Cargo coulé au Sri Lanka en 2021: l’armateur singapourien condamné à un milliard de dollars
Le bateau avait brûlé pendant 13 jours avant de sombrer au large de Colombo, la capitale du Sri Lanka. Il y a quatre ans, l’île de l’océan Indien assistait à la pire pollution maritime de son histoire. L’armateur singapourien, propriétaire du bateau, avait alors payé huit millions de dollars pour le nettoyage et pour le dédommagement des pêcheurs. Largement insuffisant pour la Cour suprême du Sri Lanka, qui a condamné ce jeudi 24 juillet l’entreprise à verser un milliard de dollars de dommages et intérêts.
En juin 2021, le MV X-Press Pearl, un navire battant sous pavillon singapourien, coulait au large du Sri Lanka. Dans sa chute, il a entraîné au fond des océans, les milliers de tonnes de granulés plastique qu’il transportait.
Le résultat du naufrage : un désastre écologique et économique.

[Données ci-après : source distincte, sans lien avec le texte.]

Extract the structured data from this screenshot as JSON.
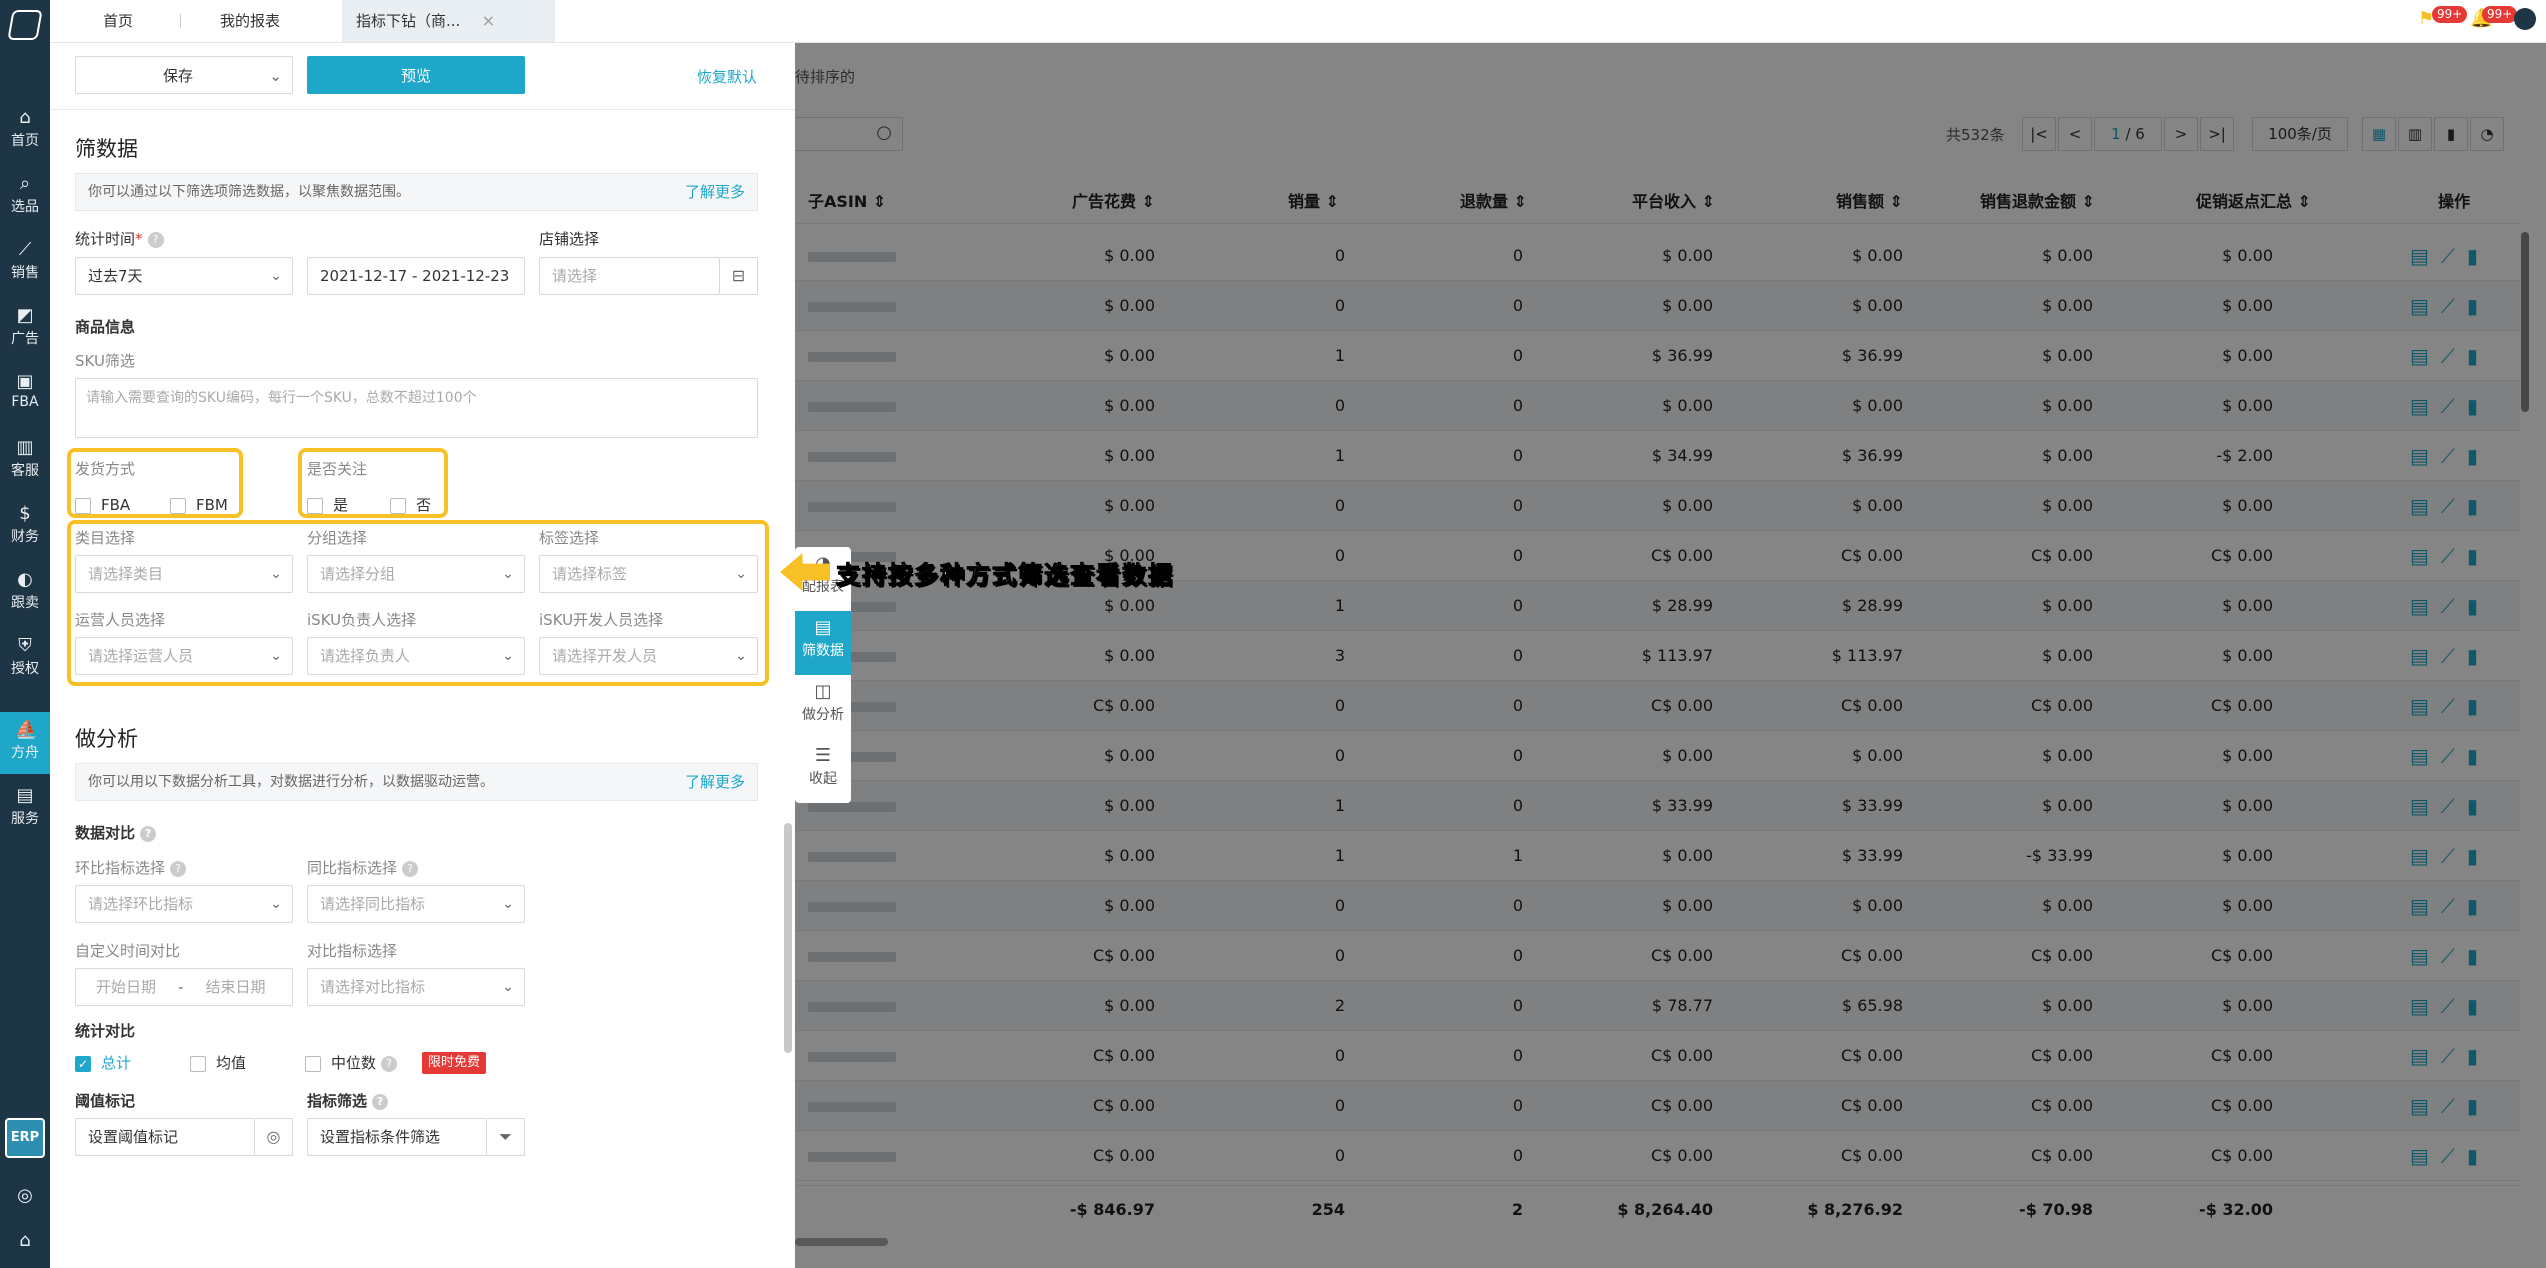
{
  "tabs": [
    {
      "label": "首页"
    },
    {
      "label": "我的报表"
    },
    {
      "label": "指标下钻（商..."
    }
  ],
  "topbar": {
    "flag_badge": "99+",
    "bell_badge": "99+"
  },
  "sidebar": {
    "items": [
      {
        "label": "首页",
        "icon": "home-icon"
      },
      {
        "label": "选品",
        "icon": "search-icon"
      },
      {
        "label": "销售",
        "icon": "chart-icon"
      },
      {
        "label": "广告",
        "icon": "ad-icon"
      },
      {
        "label": "FBA",
        "icon": "box-icon"
      },
      {
        "label": "客服",
        "icon": "service-icon"
      },
      {
        "label": "财务",
        "icon": "money-icon"
      },
      {
        "label": "跟卖",
        "icon": "follow-icon"
      },
      {
        "label": "授权",
        "icon": "shield-icon"
      },
      {
        "label": "方舟",
        "icon": "ark-icon"
      },
      {
        "label": "服务",
        "icon": "service-bag-icon"
      }
    ],
    "active_index": 9,
    "erp_label": "ERP"
  },
  "panel": {
    "save_label": "保存",
    "preview_label": "预览",
    "reset_label": "恢复默认",
    "filter": {
      "title": "筛数据",
      "hint": "你可以通过以下筛选项筛选数据，以聚焦数据范围。",
      "learn_more": "了解更多",
      "time_label": "统计时间",
      "time_required": "*",
      "time_range_value": "过去7天",
      "date_start": "2021-12-17",
      "date_sep": "-",
      "date_end": "2021-12-23",
      "shop_label": "店铺选择",
      "shop_placeholder": "请选择",
      "product_info_label": "商品信息",
      "sku_label": "SKU筛选",
      "sku_placeholder": "请输入需要查询的SKU编码，每行一个SKU，总数不超过100个",
      "ship_label": "发货方式",
      "ship_options": [
        "FBA",
        "FBM"
      ],
      "follow_label": "是否关注",
      "follow_options": [
        "是",
        "否"
      ],
      "category_label": "类目选择",
      "category_placeholder": "请选择类目",
      "group_label": "分组选择",
      "group_placeholder": "请选择分组",
      "tag_label": "标签选择",
      "tag_placeholder": "请选择标签",
      "operator_label": "运营人员选择",
      "operator_placeholder": "请选择运营人员",
      "isku_owner_label": "iSKU负责人选择",
      "isku_owner_placeholder": "请选择负责人",
      "isku_dev_label": "iSKU开发人员选择",
      "isku_dev_placeholder": "请选择开发人员"
    },
    "analysis": {
      "title": "做分析",
      "hint": "你可以用以下数据分析工具，对数据进行分析，以数据驱动运营。",
      "learn_more": "了解更多",
      "compare_label": "数据对比",
      "mom_label": "环比指标选择",
      "mom_placeholder": "请选择环比指标",
      "yoy_label": "同比指标选择",
      "yoy_placeholder": "请选择同比指标",
      "custom_time_label": "自定义时间对比",
      "start_placeholder": "开始日期",
      "range_sep": "-",
      "end_placeholder": "结束日期",
      "contrast_label": "对比指标选择",
      "contrast_placeholder": "请选择对比指标",
      "stat_label": "统计对比",
      "stat_total": "总计",
      "stat_mean": "均值",
      "stat_median": "中位数",
      "free_tag": "限时免费",
      "threshold_label": "阈值标记",
      "threshold_placeholder": "设置阈值标记",
      "metric_filter_label": "指标筛选",
      "metric_filter_placeholder": "设置指标条件筛选"
    }
  },
  "float_nav": {
    "items": [
      {
        "label": "配报表",
        "icon": "report-icon"
      },
      {
        "label": "筛数据",
        "icon": "filter-data-icon"
      },
      {
        "label": "做分析",
        "icon": "analysis-icon"
      },
      {
        "label": "收起",
        "icon": "collapse-icon"
      }
    ],
    "active_index": 1
  },
  "callout": {
    "text": "支持按多种方式筛选查看数据"
  },
  "table": {
    "toolbar_text": "待排序的",
    "total_text": "共532条",
    "page_current": "1",
    "page_total": "/ 6",
    "page_size": "100条/页",
    "columns": [
      "子ASIN",
      "广告花费",
      "销量",
      "退款量",
      "平台收入",
      "销售额",
      "销售退款金额",
      "促销返点汇总",
      "操作"
    ],
    "rows": [
      [
        "$ 0.00",
        "0",
        "0",
        "$ 0.00",
        "$ 0.00",
        "$ 0.00",
        "$ 0.00"
      ],
      [
        "$ 0.00",
        "0",
        "0",
        "$ 0.00",
        "$ 0.00",
        "$ 0.00",
        "$ 0.00"
      ],
      [
        "$ 0.00",
        "1",
        "0",
        "$ 36.99",
        "$ 36.99",
        "$ 0.00",
        "$ 0.00"
      ],
      [
        "$ 0.00",
        "0",
        "0",
        "$ 0.00",
        "$ 0.00",
        "$ 0.00",
        "$ 0.00"
      ],
      [
        "$ 0.00",
        "1",
        "0",
        "$ 34.99",
        "$ 36.99",
        "$ 0.00",
        "-$ 2.00"
      ],
      [
        "$ 0.00",
        "0",
        "0",
        "$ 0.00",
        "$ 0.00",
        "$ 0.00",
        "$ 0.00"
      ],
      [
        "$ 0.00",
        "0",
        "0",
        "C$ 0.00",
        "C$ 0.00",
        "C$ 0.00",
        "C$ 0.00"
      ],
      [
        "$ 0.00",
        "1",
        "0",
        "$ 28.99",
        "$ 28.99",
        "$ 0.00",
        "$ 0.00"
      ],
      [
        "$ 0.00",
        "3",
        "0",
        "$ 113.97",
        "$ 113.97",
        "$ 0.00",
        "$ 0.00"
      ],
      [
        "C$ 0.00",
        "0",
        "0",
        "C$ 0.00",
        "C$ 0.00",
        "C$ 0.00",
        "C$ 0.00"
      ],
      [
        "$ 0.00",
        "0",
        "0",
        "$ 0.00",
        "$ 0.00",
        "$ 0.00",
        "$ 0.00"
      ],
      [
        "$ 0.00",
        "1",
        "0",
        "$ 33.99",
        "$ 33.99",
        "$ 0.00",
        "$ 0.00"
      ],
      [
        "$ 0.00",
        "1",
        "1",
        "$ 0.00",
        "$ 33.99",
        "-$ 33.99",
        "$ 0.00"
      ],
      [
        "$ 0.00",
        "0",
        "0",
        "$ 0.00",
        "$ 0.00",
        "$ 0.00",
        "$ 0.00"
      ],
      [
        "C$ 0.00",
        "0",
        "0",
        "C$ 0.00",
        "C$ 0.00",
        "C$ 0.00",
        "C$ 0.00"
      ],
      [
        "$ 0.00",
        "2",
        "0",
        "$ 78.77",
        "$ 65.98",
        "$ 0.00",
        "$ 0.00"
      ],
      [
        "C$ 0.00",
        "0",
        "0",
        "C$ 0.00",
        "C$ 0.00",
        "C$ 0.00",
        "C$ 0.00"
      ],
      [
        "C$ 0.00",
        "0",
        "0",
        "C$ 0.00",
        "C$ 0.00",
        "C$ 0.00",
        "C$ 0.00"
      ],
      [
        "C$ 0.00",
        "0",
        "0",
        "C$ 0.00",
        "C$ 0.00",
        "C$ 0.00",
        "C$ 0.00"
      ]
    ],
    "totals": [
      "-$ 846.97",
      "254",
      "2",
      "$ 8,264.40",
      "$ 8,276.92",
      "-$ 70.98",
      "-$ 32.00"
    ]
  }
}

Quatre-vingts kilomètres de plages souillées par le plastique, mais aussi une marée noire, des produits chimiques dangereux déversés dans l’eau et la pêche interdite pendant des mois. À l’époque, les militants estimaient que le pays mettrait 10 à 15 ans à se remettre de cette catastrophe.
Alors les défenseurs de l’environnement avaient décidé de réagir – en attaquant en justice l’armateur singapourien Express Feeders. Les militants ont accusé le propriétaire du porte-conteneurs de ne pas avoir tout mis en œuvre pour empêcher l’incendie à l’origine du naufrage. Et ces accusations ont été confirmées par le tribunal, qui a retenu que l’équipage avait eu connaissance d’une dangereuse fuite d’acide nitrique neuf jours avant les premières flammes.

Un milliard de dollars de dommages et intérêts provisoires
La Cour suprême du Sri Lanka a donc condamné ce jeudi 24 juillet l’armateur, ordonnant le paiement d’un milliard de dollars de dommages et intérêts. Une somme provisoire, qui pourrait être réévaluée, avertit le jugement de 361 pages.
L’armateur singapourien Express Feeders était propriétaire du MV X-Press Pearl, qui transportait notamment 25 tonnes d’acide nitrique et 28 conteneurs de granulés plastique, aussi surnommés « larmes de sirènes ». Le navire a sombré au large du port de Colombo en juin 2021 après avoir brûlé pendant près de deux semaines.
Les propriétaires du navire ont déjà payé 7,85 millions de dollars (6,67 millions d’euros) pour le nettoyage et à titre de dédommagement des pêcheurs privés de leurs moyens de subsistance après ce désastre écologique. Ils ont ensuite obtenu une ordonnance d’un tribunal maritime de Londres en juillet 2023, limitant leur responsabilité à un maximum de 25 millions de dollars. Le Sri Lanka a fait appel de cette décision. Le gouvernement a également intenté une action en justice contre les propriétaires du navire devant la Cour commerciale internationale de Singapour, réclamant des dommages non précisés.